“Amazing Mountain Walking by Train” in the South Wales Valleys
Bristol-based travel writer Steve Melia has published a website with over 100 walks by public transport starting in Bristol, including 20 (and growing) in the South Wales valleys. Maps, descriptions, photographs and gpx files (to follow on a mapping app) can all be found on his website: www.greentravelwriter.co.uk/bristol. He is urging walkers looking for mountain walks, to try using the trains through the valleys.
Steve began recording his walks and putting them on his
website and on Facebook two years ago.
Last year, he set up Railwalks.co.uk – a national organisation which
aims to encourage walking by rail. Following
coverage
in the Guardian, it now has 3000 members.

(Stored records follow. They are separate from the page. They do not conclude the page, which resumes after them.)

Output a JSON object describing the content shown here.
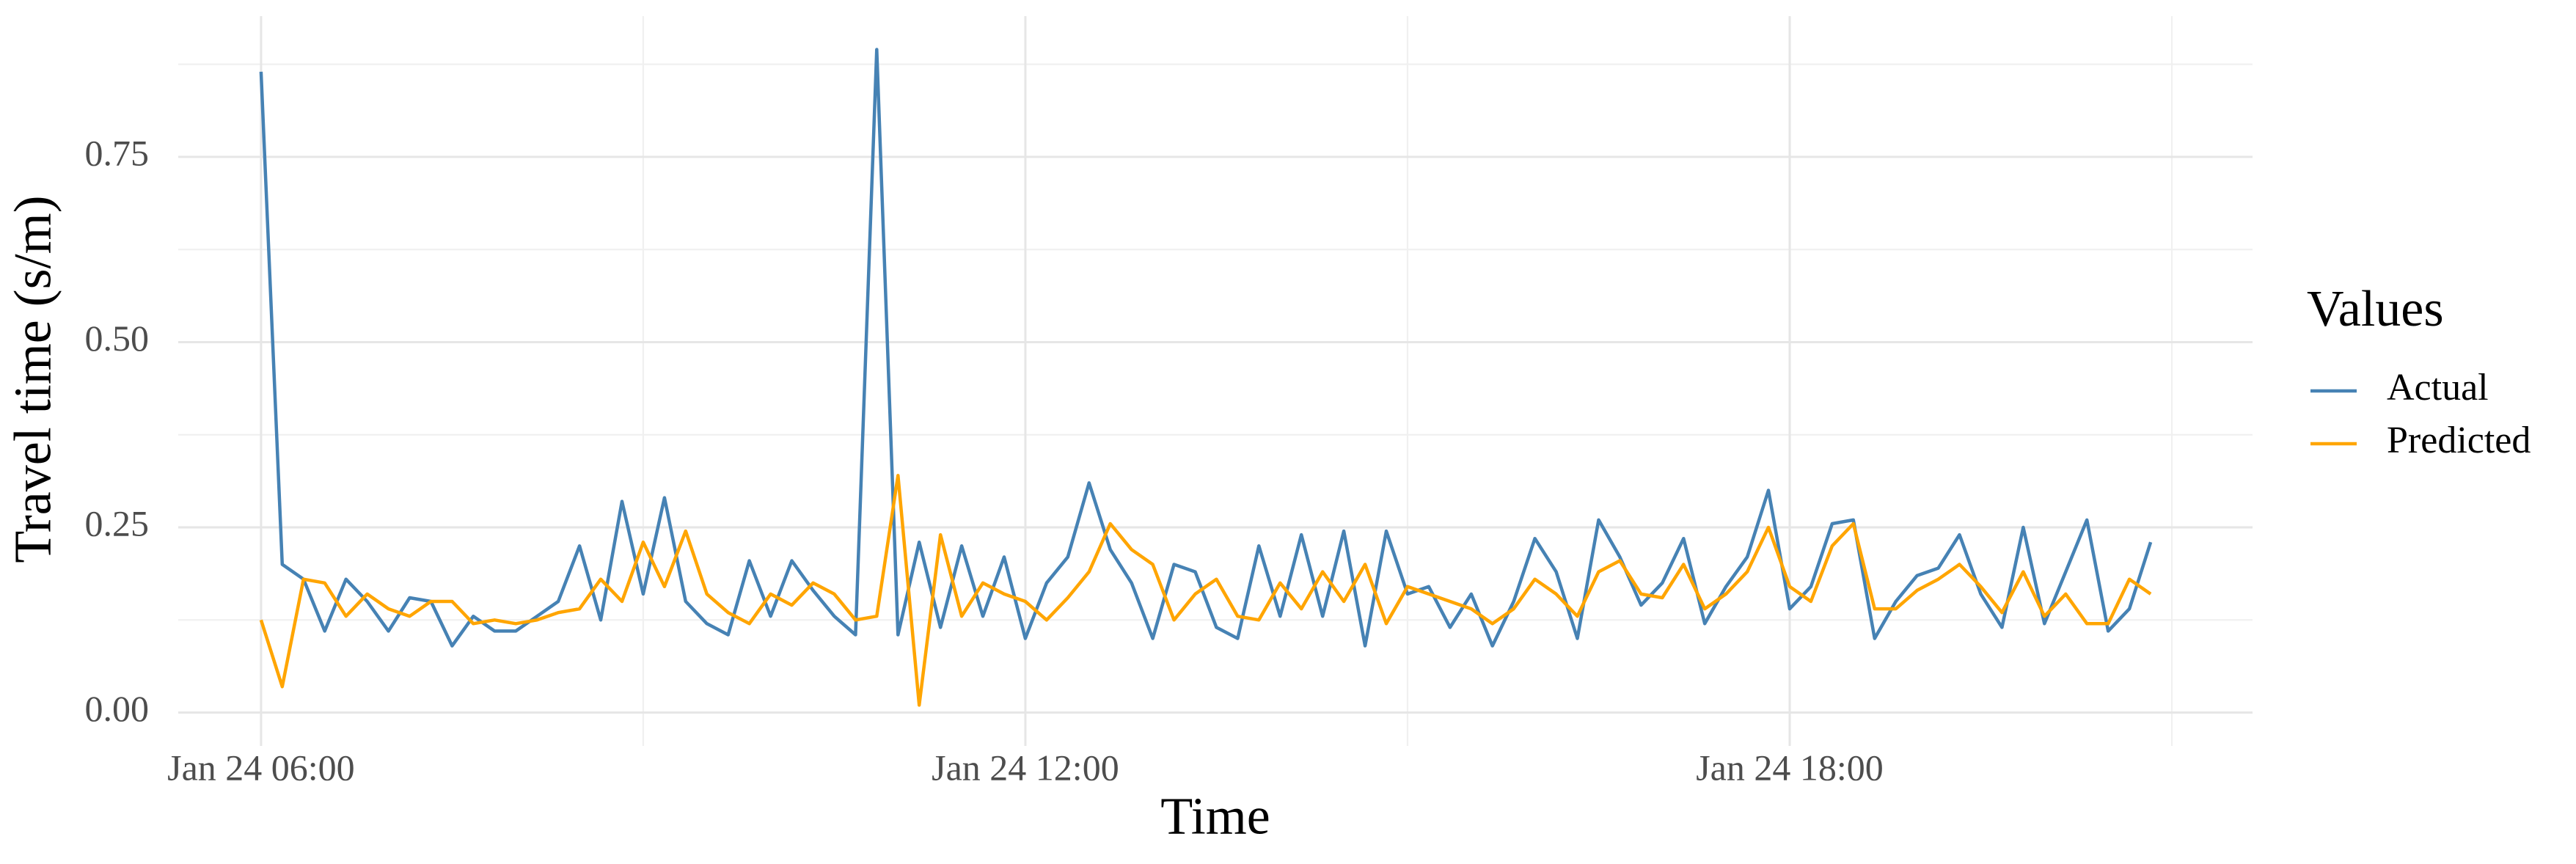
{
  "chart_data": {
    "type": "line",
    "x_label": "Time",
    "y_label": "Travel time (s/m)",
    "legend_title": "Values",
    "x": [
      "Jan 24 06:00",
      "Jan 24 06:10",
      "Jan 24 06:20",
      "Jan 24 06:30",
      "Jan 24 06:40",
      "Jan 24 06:50",
      "Jan 24 07:00",
      "Jan 24 07:10",
      "Jan 24 07:20",
      "Jan 24 07:30",
      "Jan 24 07:40",
      "Jan 24 07:50",
      "Jan 24 08:00",
      "Jan 24 08:10",
      "Jan 24 08:20",
      "Jan 24 08:30",
      "Jan 24 08:40",
      "Jan 24 08:50",
      "Jan 24 09:00",
      "Jan 24 09:10",
      "Jan 24 09:20",
      "Jan 24 09:30",
      "Jan 24 09:40",
      "Jan 24 09:50",
      "Jan 24 10:00",
      "Jan 24 10:10",
      "Jan 24 10:20",
      "Jan 24 10:30",
      "Jan 24 10:40",
      "Jan 24 10:50",
      "Jan 24 11:00",
      "Jan 24 11:10",
      "Jan 24 11:20",
      "Jan 24 11:30",
      "Jan 24 11:40",
      "Jan 24 11:50",
      "Jan 24 12:00",
      "Jan 24 12:10",
      "Jan 24 12:20",
      "Jan 24 12:30",
      "Jan 24 12:40",
      "Jan 24 12:50",
      "Jan 24 13:00",
      "Jan 24 13:10",
      "Jan 24 13:20",
      "Jan 24 13:30",
      "Jan 24 13:40",
      "Jan 24 13:50",
      "Jan 24 14:00",
      "Jan 24 14:10",
      "Jan 24 14:20",
      "Jan 24 14:30",
      "Jan 24 14:40",
      "Jan 24 14:50",
      "Jan 24 15:00",
      "Jan 24 15:10",
      "Jan 24 15:20",
      "Jan 24 15:30",
      "Jan 24 15:40",
      "Jan 24 15:50",
      "Jan 24 16:00",
      "Jan 24 16:10",
      "Jan 24 16:20",
      "Jan 24 16:30",
      "Jan 24 16:40",
      "Jan 24 16:50",
      "Jan 24 17:00",
      "Jan 24 17:10",
      "Jan 24 17:20",
      "Jan 24 17:30",
      "Jan 24 17:40",
      "Jan 24 17:50",
      "Jan 24 18:00",
      "Jan 24 18:10",
      "Jan 24 18:20",
      "Jan 24 18:30",
      "Jan 24 18:40",
      "Jan 24 18:50",
      "Jan 24 19:00",
      "Jan 24 19:10",
      "Jan 24 19:20",
      "Jan 24 19:30",
      "Jan 24 19:40",
      "Jan 24 19:50",
      "Jan 24 20:00",
      "Jan 24 20:10",
      "Jan 24 20:20",
      "Jan 24 20:30",
      "Jan 24 20:40",
      "Jan 24 20:50"
    ],
    "series": [
      {
        "name": "Actual",
        "color": "#4682b4",
        "values": [
          0.865,
          0.2,
          0.18,
          0.11,
          0.18,
          0.15,
          0.11,
          0.155,
          0.15,
          0.09,
          0.13,
          0.11,
          0.11,
          0.13,
          0.15,
          0.225,
          0.125,
          0.285,
          0.16,
          0.29,
          0.15,
          0.12,
          0.105,
          0.205,
          0.13,
          0.205,
          0.165,
          0.13,
          0.105,
          0.895,
          0.105,
          0.23,
          0.115,
          0.225,
          0.13,
          0.21,
          0.1,
          0.175,
          0.21,
          0.31,
          0.22,
          0.175,
          0.1,
          0.2,
          0.19,
          0.115,
          0.1,
          0.225,
          0.13,
          0.24,
          0.13,
          0.245,
          0.09,
          0.245,
          0.16,
          0.17,
          0.115,
          0.16,
          0.09,
          0.15,
          0.235,
          0.19,
          0.1,
          0.26,
          0.21,
          0.145,
          0.175,
          0.235,
          0.12,
          0.17,
          0.21,
          0.3,
          0.14,
          0.17,
          0.255,
          0.26,
          0.1,
          0.15,
          0.185,
          0.195,
          0.24,
          0.16,
          0.115,
          0.25,
          0.12,
          0.19,
          0.26,
          0.11,
          0.14,
          0.23
        ]
      },
      {
        "name": "Predicted",
        "color": "#ffa500",
        "values": [
          0.125,
          0.035,
          0.18,
          0.175,
          0.13,
          0.16,
          0.14,
          0.13,
          0.15,
          0.15,
          0.12,
          0.125,
          0.12,
          0.125,
          0.135,
          0.14,
          0.18,
          0.15,
          0.23,
          0.17,
          0.245,
          0.16,
          0.135,
          0.12,
          0.16,
          0.145,
          0.175,
          0.16,
          0.125,
          0.13,
          0.32,
          0.01,
          0.24,
          0.13,
          0.175,
          0.16,
          0.15,
          0.125,
          0.155,
          0.19,
          0.255,
          0.22,
          0.2,
          0.125,
          0.16,
          0.18,
          0.13,
          0.125,
          0.175,
          0.14,
          0.19,
          0.15,
          0.2,
          0.12,
          0.17,
          0.16,
          0.15,
          0.14,
          0.12,
          0.14,
          0.18,
          0.16,
          0.13,
          0.19,
          0.205,
          0.16,
          0.155,
          0.2,
          0.14,
          0.16,
          0.19,
          0.25,
          0.17,
          0.15,
          0.225,
          0.255,
          0.14,
          0.14,
          0.165,
          0.18,
          0.2,
          0.17,
          0.135,
          0.19,
          0.13,
          0.16,
          0.12,
          0.12,
          0.18,
          0.16
        ]
      }
    ],
    "xlim": [
      "Jan 24 05:21",
      "Jan 24 21:38"
    ],
    "xticks": [
      "Jan 24 06:00",
      "Jan 24 12:00",
      "Jan 24 18:00"
    ],
    "ylim": [
      -0.045,
      0.94
    ],
    "yticks": [
      {
        "value": 0,
        "label": "0.00"
      },
      {
        "value": 0.25,
        "label": "0.25"
      },
      {
        "value": 0.5,
        "label": "0.50"
      },
      {
        "value": 0.75,
        "label": "0.75"
      }
    ],
    "grid": true,
    "legend": "right"
  }
}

Greentravelwriter.co.uk is one of 60 websites listed on www.railwalks.co.uk, with information
about walks from and between railway stations in each region and nation of
Britain, including five in
Wales.
Steve said:
“Of all the places I have been
walking by rail, the South Wales Valleys have surprised me the most. Like many people, I had a mental image of
this area as post-industrial. I’ve been
amazed to see how quickly nature has reclaimed the land around the former
coalfields. There are seven railway
lines up the different valleys with surprisingly frequent services, offering
dozens, possibly hundreds, of easy walks along the rivers, and wild and
beautiful walks across the mountains.
Several of them start or finish
in country parks, which get you straight out of the towns onto hills or
mountains. Three of my favourite mountain
walks are Pontypool to Abergavenny, Maesteg to Treorchy and Lisvane to Risca,
all of which pass through country parks.
If you compare these valleys to
the Cotswolds or the Mendips, the towns and villages are not as pretty, so they
don’t attract many tourists. That means
you can find cafes serving local people with straightforward food at reasonable
prices. I ordered fish and chips in the café
in Maerdy and they brought me what looked like a shark, for just £8. You’d pay three times that in Chipping
Norton!
I have seen the new tram-trains
in the depot at Taffs Well. When the
South Wales Metro is fully running, this area will have some of the best rail
services in the country. There’s clearly
great potential to encourage more tourism, without creating more traffic
jams. I hope my website, and
Railwalks.co.uk will help to do that.”